With support from UNICEF, The Government of The Gambia through the Women’s Bureau has been working closely with Tostan, a Senegal based international NGO, to engage communities through its Community Empowerment Programme (CEP), using  a holistic approach to look at all aspects of the problem. 

The CEP is an empowering, non-directive, non-judgmental, human rights based, non-formal education programme that informs and empowers individuals in a community so that they can make their own decision and willingly commit themselves to ending such human rights violations as child marriage, female genital mutilation/cutting and other harmful traditional practices.

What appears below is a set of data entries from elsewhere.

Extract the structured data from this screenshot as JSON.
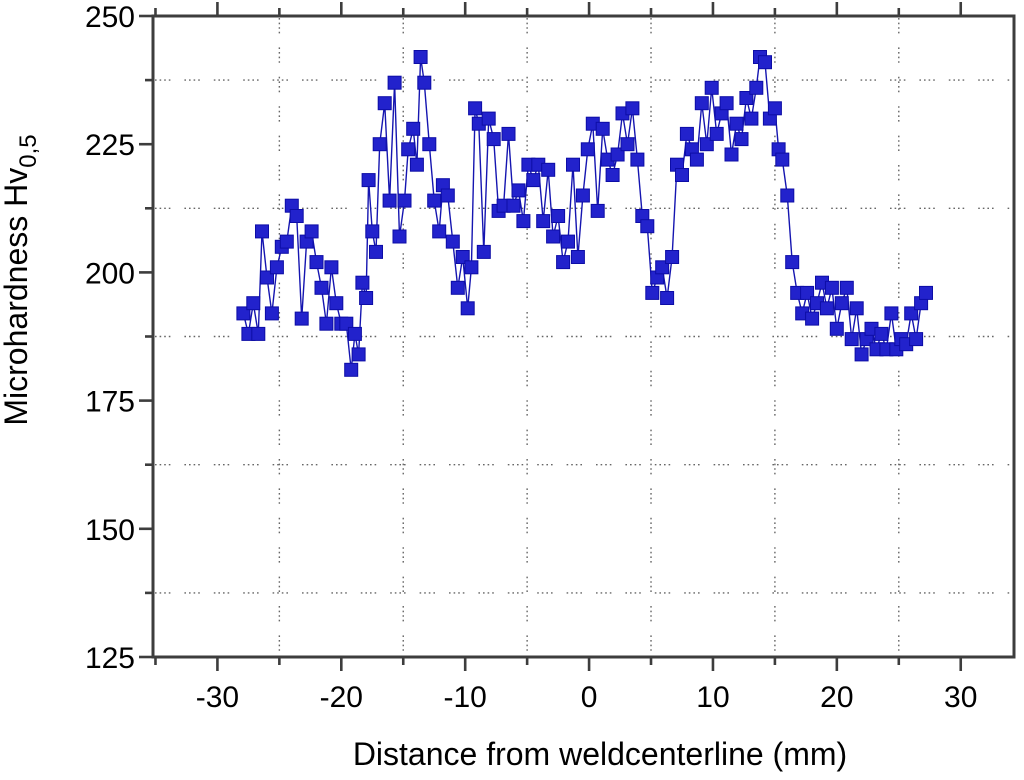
{
  "figure_title": "",
  "chart_data": {
    "type": "scatter",
    "title": "",
    "xlabel": "Distance from weldcenterline (mm)",
    "ylabel_main": "Microhardness Hv",
    "ylabel_sub": "0,5",
    "ylabel_full": "Microhardness Hv0,5",
    "xlim": [
      -35.2,
      34.3
    ],
    "ylim": [
      125,
      250
    ],
    "x_major_ticks": [
      -30,
      -20,
      -10,
      0,
      10,
      20,
      30
    ],
    "x_major_tick_labels": [
      "-30",
      "-20",
      "-10",
      "0",
      "10",
      "20",
      "30"
    ],
    "x_minor_ticks": [
      -35,
      -25,
      -15,
      -5,
      5,
      15,
      25
    ],
    "y_major_ticks": [
      125,
      150,
      175,
      200,
      225,
      250
    ],
    "y_major_tick_labels": [
      "125",
      "150",
      "175",
      "200",
      "225",
      "250"
    ],
    "y_minor_ticks": [
      137.5,
      162.5,
      187.5,
      212.5,
      237.5
    ],
    "grid_vertical_at": [
      -25,
      -15,
      -5,
      5,
      15,
      25
    ],
    "grid_horizontal_at": [
      137.5,
      162.5,
      187.5,
      212.5,
      237.5
    ],
    "grid_style": "dotted",
    "legend": "none",
    "marker": "filled-square",
    "colors": {
      "marker_fill": "#2222cc",
      "marker_edge": "#0d0da6",
      "line": "#1515b0",
      "frame": "#3d3d3d",
      "grid": "#666666",
      "text": "#000000",
      "background": "#ffffff"
    },
    "points": [
      [
        -27.9,
        192
      ],
      [
        -27.5,
        188
      ],
      [
        -27.1,
        194
      ],
      [
        -26.7,
        188
      ],
      [
        -26.4,
        208
      ],
      [
        -26.0,
        199
      ],
      [
        -25.6,
        192
      ],
      [
        -25.2,
        201
      ],
      [
        -24.8,
        205
      ],
      [
        -24.4,
        206
      ],
      [
        -24.0,
        213
      ],
      [
        -23.6,
        211
      ],
      [
        -23.2,
        191
      ],
      [
        -22.8,
        206
      ],
      [
        -22.4,
        208
      ],
      [
        -22.0,
        202
      ],
      [
        -21.6,
        197
      ],
      [
        -21.2,
        190
      ],
      [
        -20.8,
        201
      ],
      [
        -20.4,
        194
      ],
      [
        -20.0,
        190
      ],
      [
        -19.6,
        190
      ],
      [
        -19.2,
        181
      ],
      [
        -18.9,
        188
      ],
      [
        -18.6,
        184
      ],
      [
        -18.3,
        198
      ],
      [
        -18.0,
        195
      ],
      [
        -17.8,
        218
      ],
      [
        -17.5,
        208
      ],
      [
        -17.2,
        204
      ],
      [
        -16.9,
        225
      ],
      [
        -16.5,
        233
      ],
      [
        -16.1,
        214
      ],
      [
        -15.7,
        237
      ],
      [
        -15.3,
        207
      ],
      [
        -14.9,
        214
      ],
      [
        -14.6,
        224
      ],
      [
        -14.2,
        228
      ],
      [
        -13.9,
        221
      ],
      [
        -13.6,
        242
      ],
      [
        -13.3,
        237
      ],
      [
        -12.9,
        225
      ],
      [
        -12.5,
        214
      ],
      [
        -12.1,
        208
      ],
      [
        -11.8,
        217
      ],
      [
        -11.4,
        215
      ],
      [
        -11.0,
        206
      ],
      [
        -10.6,
        197
      ],
      [
        -10.2,
        203
      ],
      [
        -9.8,
        193
      ],
      [
        -9.5,
        201
      ],
      [
        -9.2,
        232
      ],
      [
        -8.9,
        229
      ],
      [
        -8.5,
        204
      ],
      [
        -8.1,
        230
      ],
      [
        -7.7,
        226
      ],
      [
        -7.3,
        212
      ],
      [
        -6.9,
        213
      ],
      [
        -6.5,
        227
      ],
      [
        -6.1,
        213
      ],
      [
        -5.7,
        216
      ],
      [
        -5.3,
        210
      ],
      [
        -4.9,
        221
      ],
      [
        -4.5,
        218
      ],
      [
        -4.1,
        221
      ],
      [
        -3.7,
        210
      ],
      [
        -3.3,
        220
      ],
      [
        -2.9,
        207
      ],
      [
        -2.5,
        211
      ],
      [
        -2.1,
        202
      ],
      [
        -1.7,
        206
      ],
      [
        -1.3,
        221
      ],
      [
        -0.9,
        203
      ],
      [
        -0.5,
        215
      ],
      [
        -0.1,
        224
      ],
      [
        0.3,
        229
      ],
      [
        0.7,
        212
      ],
      [
        1.1,
        228
      ],
      [
        1.5,
        222
      ],
      [
        1.9,
        219
      ],
      [
        2.3,
        223
      ],
      [
        2.7,
        231
      ],
      [
        3.1,
        225
      ],
      [
        3.5,
        232
      ],
      [
        3.9,
        222
      ],
      [
        4.3,
        211
      ],
      [
        4.7,
        209
      ],
      [
        5.1,
        196
      ],
      [
        5.5,
        199
      ],
      [
        5.9,
        201
      ],
      [
        6.3,
        195
      ],
      [
        6.7,
        203
      ],
      [
        7.1,
        221
      ],
      [
        7.5,
        219
      ],
      [
        7.9,
        227
      ],
      [
        8.3,
        224
      ],
      [
        8.7,
        222
      ],
      [
        9.1,
        233
      ],
      [
        9.5,
        225
      ],
      [
        9.9,
        236
      ],
      [
        10.3,
        227
      ],
      [
        10.7,
        231
      ],
      [
        11.1,
        233
      ],
      [
        11.5,
        223
      ],
      [
        11.9,
        229
      ],
      [
        12.3,
        226
      ],
      [
        12.7,
        234
      ],
      [
        13.1,
        230
      ],
      [
        13.5,
        236
      ],
      [
        13.8,
        242
      ],
      [
        14.2,
        241
      ],
      [
        14.6,
        230
      ],
      [
        15.0,
        232
      ],
      [
        15.3,
        224
      ],
      [
        15.6,
        222
      ],
      [
        16.0,
        215
      ],
      [
        16.4,
        202
      ],
      [
        16.8,
        196
      ],
      [
        17.2,
        192
      ],
      [
        17.6,
        196
      ],
      [
        18.0,
        191
      ],
      [
        18.4,
        194
      ],
      [
        18.8,
        198
      ],
      [
        19.2,
        193
      ],
      [
        19.6,
        197
      ],
      [
        20.0,
        189
      ],
      [
        20.4,
        194
      ],
      [
        20.8,
        197
      ],
      [
        21.2,
        187
      ],
      [
        21.6,
        193
      ],
      [
        22.0,
        184
      ],
      [
        22.4,
        187
      ],
      [
        22.8,
        189
      ],
      [
        23.2,
        185
      ],
      [
        23.6,
        188
      ],
      [
        24.0,
        185
      ],
      [
        24.4,
        192
      ],
      [
        24.8,
        185
      ],
      [
        25.2,
        187
      ],
      [
        25.6,
        186
      ],
      [
        26.0,
        192
      ],
      [
        26.4,
        187
      ],
      [
        26.8,
        194
      ],
      [
        27.2,
        196
      ]
    ]
  }
}
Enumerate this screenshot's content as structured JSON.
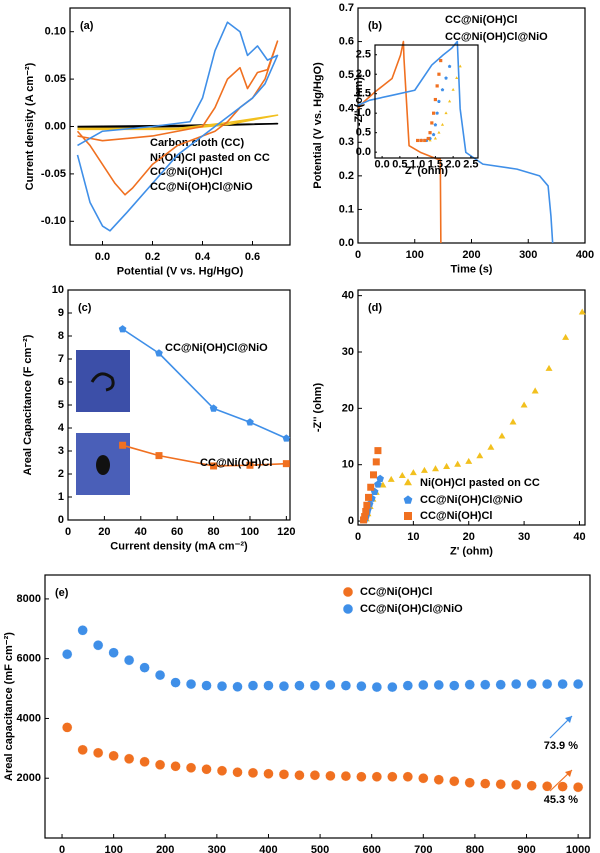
{
  "chart_data": [
    {
      "type": "line",
      "label": "(a)",
      "xlabel": "Potential (V vs. Hg/HgO)",
      "ylabel": "Current density (A cm⁻²)",
      "xlim": [
        -0.13,
        0.75
      ],
      "ylim": [
        -0.125,
        0.125
      ],
      "xticks": [
        {
          "value": 0,
          "label": "0.0"
        },
        {
          "value": 0.2,
          "label": "0.2"
        },
        {
          "value": 0.4,
          "label": "0.4"
        },
        {
          "value": 0.6,
          "label": "0.6"
        }
      ],
      "yticks": [
        {
          "value": -0.1,
          "label": "-0.10"
        },
        {
          "value": -0.05,
          "label": "-0.05"
        },
        {
          "value": 0,
          "label": "0.00"
        },
        {
          "value": 0.05,
          "label": "0.05"
        },
        {
          "value": 0.1,
          "label": "0.10"
        }
      ],
      "series": [
        {
          "name": "Carbon cloth (CC)",
          "color": "#000000",
          "x": [
            -0.1,
            0.3,
            0.7,
            0.3,
            -0.1
          ],
          "values": [
            -0.001,
            0,
            0.003,
            0.001,
            0
          ]
        },
        {
          "name": "Ni(OH)Cl pasted on CC",
          "color": "#f2c01e",
          "x": [
            -0.1,
            0.3,
            0.5,
            0.7,
            0.5,
            0.3,
            -0.1
          ],
          "values": [
            -0.003,
            -0.003,
            0.002,
            0.012,
            0.004,
            -0.002,
            -0.002
          ]
        },
        {
          "name": "CC@Ni(OH)Cl",
          "color": "#f07020",
          "x": [
            -0.1,
            0.0,
            0.2,
            0.4,
            0.45,
            0.5,
            0.55,
            0.58,
            0.62,
            0.66,
            0.7,
            0.65,
            0.6,
            0.55,
            0.5,
            0.45,
            0.3,
            0.2,
            0.12,
            0.09,
            0.05,
            0.0,
            -0.05,
            -0.1
          ],
          "values": [
            -0.01,
            -0.015,
            -0.01,
            0.0,
            0.02,
            0.05,
            0.062,
            0.04,
            0.057,
            0.06,
            0.09,
            0.05,
            0.03,
            0.02,
            0.005,
            -0.005,
            -0.02,
            -0.04,
            -0.065,
            -0.072,
            -0.06,
            -0.04,
            -0.02,
            -0.005
          ]
        },
        {
          "name": "CC@Ni(OH)Cl@NiO",
          "color": "#3f8fe8",
          "x": [
            -0.1,
            0.0,
            0.2,
            0.35,
            0.4,
            0.45,
            0.5,
            0.55,
            0.58,
            0.62,
            0.66,
            0.7,
            0.65,
            0.6,
            0.5,
            0.4,
            0.3,
            0.2,
            0.1,
            0.03,
            0.0,
            -0.05,
            -0.1
          ],
          "values": [
            -0.02,
            -0.005,
            0.0,
            0.005,
            0.03,
            0.08,
            0.11,
            0.1,
            0.075,
            0.085,
            0.07,
            0.075,
            0.045,
            0.03,
            0.01,
            -0.01,
            -0.03,
            -0.06,
            -0.09,
            -0.11,
            -0.105,
            -0.08,
            -0.03
          ]
        }
      ]
    },
    {
      "type": "line",
      "label": "(b)",
      "xlabel": "Time (s)",
      "ylabel": "Potential (V vs. Hg/HgO)",
      "xlim": [
        0,
        400
      ],
      "ylim": [
        0,
        0.7
      ],
      "xticks": [
        0,
        100,
        200,
        300,
        400
      ],
      "yticks": [
        {
          "value": 0,
          "label": "0.0"
        },
        {
          "value": 0.1,
          "label": "0.1"
        },
        {
          "value": 0.2,
          "label": "0.2"
        },
        {
          "value": 0.3,
          "label": "0.3"
        },
        {
          "value": 0.4,
          "label": "0.4"
        },
        {
          "value": 0.5,
          "label": "0.5"
        },
        {
          "value": 0.6,
          "label": "0.6"
        },
        {
          "value": 0.7,
          "label": "0.7"
        }
      ],
      "series": [
        {
          "name": "CC@Ni(OH)Cl",
          "color": "#f07020",
          "x": [
            0,
            10,
            30,
            60,
            75,
            80,
            81,
            90,
            110,
            140,
            145,
            146
          ],
          "values": [
            0.4,
            0.42,
            0.45,
            0.49,
            0.56,
            0.6,
            0.55,
            0.29,
            0.27,
            0.25,
            0.25,
            0
          ]
        },
        {
          "name": "CC@Ni(OH)Cl@NiO",
          "color": "#3f8fe8",
          "x": [
            0,
            20,
            60,
            100,
            130,
            150,
            165,
            175,
            176,
            180,
            190,
            220,
            280,
            320,
            335,
            340,
            343
          ],
          "values": [
            0.41,
            0.425,
            0.44,
            0.455,
            0.53,
            0.56,
            0.58,
            0.6,
            0.56,
            0.4,
            0.27,
            0.235,
            0.22,
            0.2,
            0.17,
            0.08,
            0
          ]
        }
      ]
    },
    {
      "type": "line",
      "label": "(c)",
      "xlabel": "Current density (mA cm⁻²)",
      "ylabel": "Areal Capacitance (F cm⁻²)",
      "xlim": [
        0,
        122
      ],
      "ylim": [
        0,
        10
      ],
      "xticks": [
        0,
        20,
        40,
        60,
        80,
        100,
        120
      ],
      "yticks": [
        0,
        1,
        2,
        3,
        4,
        5,
        6,
        7,
        8,
        9,
        10
      ],
      "x": [
        30,
        50,
        80,
        100,
        120
      ],
      "series": [
        {
          "name": "CC@Ni(OH)Cl@NiO",
          "color": "#3f8fe8",
          "marker": "pentagon",
          "values": [
            8.3,
            7.25,
            4.85,
            4.25,
            3.55
          ]
        },
        {
          "name": "CC@Ni(OH)Cl",
          "color": "#f07020",
          "marker": "square",
          "values": [
            3.25,
            2.8,
            2.35,
            2.38,
            2.45
          ]
        }
      ]
    },
    {
      "type": "scatter",
      "label": "(d)",
      "xlabel": "Z' (ohm)",
      "ylabel": "-Z'' (ohm)",
      "xlim": [
        0,
        41
      ],
      "ylim": [
        -0.7,
        41
      ],
      "xticks": [
        0,
        10,
        20,
        30,
        40
      ],
      "yticks": [
        0,
        10,
        20,
        30,
        40
      ],
      "series": [
        {
          "name": "Ni(OH)Cl pasted on CC",
          "color": "#f2c01e",
          "marker": "triangle",
          "x": [
            1.5,
            1.8,
            2.2,
            2.7,
            3.3,
            4.5,
            6,
            8,
            10,
            12,
            14,
            16,
            18,
            20,
            22,
            24,
            26,
            28,
            30,
            32,
            34.5,
            37.5,
            40.5
          ],
          "values": [
            0.3,
            1.2,
            2.5,
            3.8,
            5,
            6.3,
            7.3,
            8,
            8.5,
            8.9,
            9.2,
            9.6,
            10,
            10.5,
            11.5,
            13,
            15,
            17.5,
            20.5,
            23,
            27,
            32.5,
            37
          ]
        },
        {
          "name": "CC@Ni(OH)Cl@NiO",
          "color": "#3f8fe8",
          "marker": "pentagon",
          "x": [
            1.2,
            1.4,
            1.6,
            1.8,
            2.1,
            2.5,
            3,
            3.6,
            4
          ],
          "values": [
            0.2,
            0.6,
            1.3,
            2,
            3,
            4,
            5.2,
            6.5,
            7.5
          ]
        },
        {
          "name": "CC@Ni(OH)Cl",
          "color": "#f07020",
          "marker": "square",
          "x": [
            1.0,
            1.2,
            1.4,
            1.6,
            1.9,
            2.3,
            2.8,
            3.3,
            3.6
          ],
          "values": [
            0.2,
            0.8,
            1.7,
            2.8,
            4.2,
            6,
            8.2,
            10.5,
            12.5
          ]
        }
      ]
    },
    {
      "type": "scatter",
      "label": "(e)",
      "xlabel": "Cycle number",
      "ylabel": "Areal capacitance (mF cm⁻²)",
      "xlim": [
        -33,
        1023
      ],
      "ylim": [
        0,
        8800
      ],
      "xticks": [
        0,
        100,
        200,
        300,
        400,
        500,
        600,
        700,
        800,
        900,
        1000
      ],
      "yticks": [
        2000,
        4000,
        6000,
        8000
      ],
      "x": [
        10,
        40,
        70,
        100,
        130,
        160,
        190,
        220,
        250,
        280,
        310,
        340,
        370,
        400,
        430,
        460,
        490,
        520,
        550,
        580,
        610,
        640,
        670,
        700,
        730,
        760,
        790,
        820,
        850,
        880,
        910,
        940,
        970,
        1000
      ],
      "series": [
        {
          "name": "CC@Ni(OH)Cl",
          "color": "#f07020",
          "marker": "circle",
          "values": [
            3700,
            2950,
            2850,
            2750,
            2650,
            2550,
            2450,
            2400,
            2350,
            2300,
            2250,
            2200,
            2180,
            2150,
            2130,
            2100,
            2100,
            2080,
            2070,
            2050,
            2050,
            2050,
            2050,
            2000,
            1950,
            1900,
            1850,
            1820,
            1800,
            1780,
            1750,
            1730,
            1720,
            1700
          ]
        },
        {
          "name": "CC@Ni(OH)Cl@NiO",
          "color": "#3f8fe8",
          "marker": "circle",
          "values": [
            6150,
            6950,
            6450,
            6200,
            5950,
            5700,
            5450,
            5200,
            5150,
            5100,
            5080,
            5060,
            5100,
            5100,
            5080,
            5100,
            5100,
            5120,
            5100,
            5080,
            5050,
            5050,
            5100,
            5120,
            5120,
            5100,
            5130,
            5130,
            5130,
            5150,
            5150,
            5150,
            5150,
            5150
          ]
        }
      ],
      "annotations": [
        {
          "text": "73.9 %",
          "color": "#3f8fe8"
        },
        {
          "text": "45.3 %",
          "color": "#f07020"
        }
      ]
    },
    {
      "type": "scatter",
      "xlabel": "Z' (ohm)",
      "ylabel": "-Z'' (ohm)",
      "xlim": [
        -0.2,
        2.7
      ],
      "ylim": [
        -0.15,
        2.75
      ],
      "xticks": [
        {
          "value": 0,
          "label": "0.0"
        },
        {
          "value": 0.5,
          "label": "0.5"
        },
        {
          "value": 1,
          "label": "1.0"
        },
        {
          "value": 1.5,
          "label": "1.5"
        },
        {
          "value": 2,
          "label": "2.0"
        },
        {
          "value": 2.5,
          "label": "2.5"
        }
      ],
      "yticks": [
        {
          "value": 0,
          "label": "0.0"
        },
        {
          "value": 0.5,
          "label": "0.5"
        },
        {
          "value": 1,
          "label": "1.0"
        },
        {
          "value": 1.5,
          "label": "1.5"
        },
        {
          "value": 2,
          "label": "2.0"
        },
        {
          "value": 2.5,
          "label": "2.5"
        }
      ],
      "series": [
        {
          "color": "#f2c01e",
          "marker": "triangle",
          "x": [
            1.2,
            1.35,
            1.5,
            1.6,
            1.7,
            1.8,
            1.9,
            2.0,
            2.1,
            2.2
          ],
          "values": [
            0.3,
            0.3,
            0.35,
            0.5,
            0.7,
            1.0,
            1.3,
            1.6,
            1.9,
            2.2
          ]
        },
        {
          "color": "#3f8fe8",
          "marker": "pentagon",
          "x": [
            1.1,
            1.25,
            1.35,
            1.45,
            1.5,
            1.55,
            1.6,
            1.7,
            1.8,
            1.9
          ],
          "values": [
            0.3,
            0.3,
            0.35,
            0.45,
            0.7,
            1.0,
            1.3,
            1.6,
            1.9,
            2.2
          ]
        },
        {
          "color": "#f07020",
          "marker": "square",
          "x": [
            1.0,
            1.1,
            1.2,
            1.3,
            1.35,
            1.4,
            1.45,
            1.5,
            1.55,
            1.6,
            1.65
          ],
          "values": [
            0.3,
            0.3,
            0.3,
            0.35,
            0.5,
            0.75,
            1.0,
            1.35,
            1.7,
            2.0,
            2.35
          ]
        }
      ]
    }
  ]
}
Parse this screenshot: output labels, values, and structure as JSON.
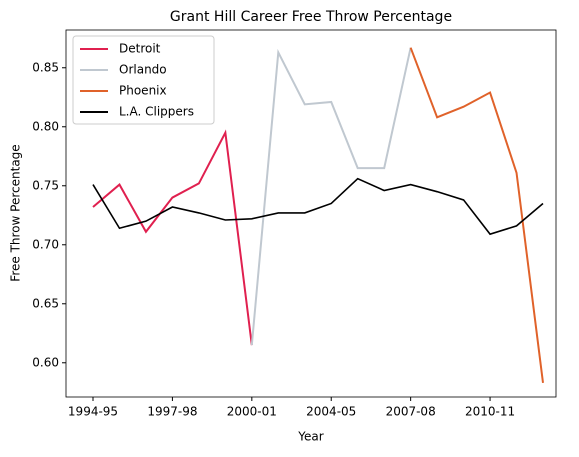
{
  "chart_data": {
    "type": "line",
    "title": "Grant Hill Career Free Throw Percentage",
    "xlabel": "Year",
    "ylabel": "Free Throw Percentage",
    "categories": [
      "1994-95",
      null,
      null,
      "1997-98",
      null,
      null,
      "2000-01",
      null,
      null,
      "2004-05",
      null,
      null,
      "2007-08",
      null,
      null,
      "2010-11",
      null,
      null
    ],
    "series": [
      {
        "name": "Detroit",
        "color": "#e0204f",
        "values": [
          0.732,
          0.751,
          0.711,
          0.74,
          0.752,
          0.795,
          0.615,
          null,
          null,
          null,
          null,
          null,
          null,
          null,
          null,
          null,
          null,
          null
        ]
      },
      {
        "name": "Orlando",
        "color": "#c0c8d0",
        "values": [
          null,
          null,
          null,
          null,
          null,
          null,
          0.615,
          0.863,
          0.819,
          0.821,
          0.765,
          0.765,
          0.867,
          null,
          null,
          null,
          null,
          null
        ]
      },
      {
        "name": "Phoenix",
        "color": "#e0622a",
        "values": [
          null,
          null,
          null,
          null,
          null,
          null,
          null,
          null,
          null,
          null,
          null,
          null,
          0.867,
          0.808,
          0.817,
          0.829,
          0.761,
          0.583
        ]
      },
      {
        "name": "L.A. Clippers",
        "color": "#000000",
        "values": [
          0.751,
          0.714,
          0.72,
          0.732,
          0.727,
          0.721,
          0.722,
          0.727,
          0.727,
          0.735,
          0.756,
          0.746,
          0.751,
          0.745,
          0.738,
          0.709,
          0.716,
          0.735
        ]
      }
    ],
    "ylim": [
      0.571,
      0.882
    ],
    "yticks": [
      {
        "value": 0.6,
        "label": "0.60"
      },
      0.65,
      {
        "value": 0.7,
        "label": "0.70"
      },
      0.75,
      {
        "value": 0.8,
        "label": "0.80"
      },
      0.85
    ],
    "legend": "upper left"
  }
}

“When Tostan came to my village in June 2014, after some of the villagers requested that they should bring their programme to us, many things changed for the better,” said Marie Jawo. “Our lessons on human rights and democracy have taught us about cleanliness and about resolving our problems without involving the police every time – there is greater social harmony and peace in the village. And now that girls in my village and other villages know their rights, they feel empowered and they can now say no to child marriage and other practises that violate their rights. So, we are happy.”

Although Marie still wants to get married, she now knows that she should not rush it and has to finish her education first. Currently in Grade 9, Marie encourages other adolescents to refrain from getting married or pregnant early. She shares her new-found knowledge with her peers and encourages those who are not in school to enrol the CEP. 

Tostan has been implementing the CEP in The Gambia since 2007, targeting Mandinka, Fula and Sarahuleh communities in the Upper River Region, which consists of about 400 villages. To date, the CEP has reached a total of 145 villages in the region. Of this number, 112 villages were reached directly and 33 indirectly through the organised diffusion strategy.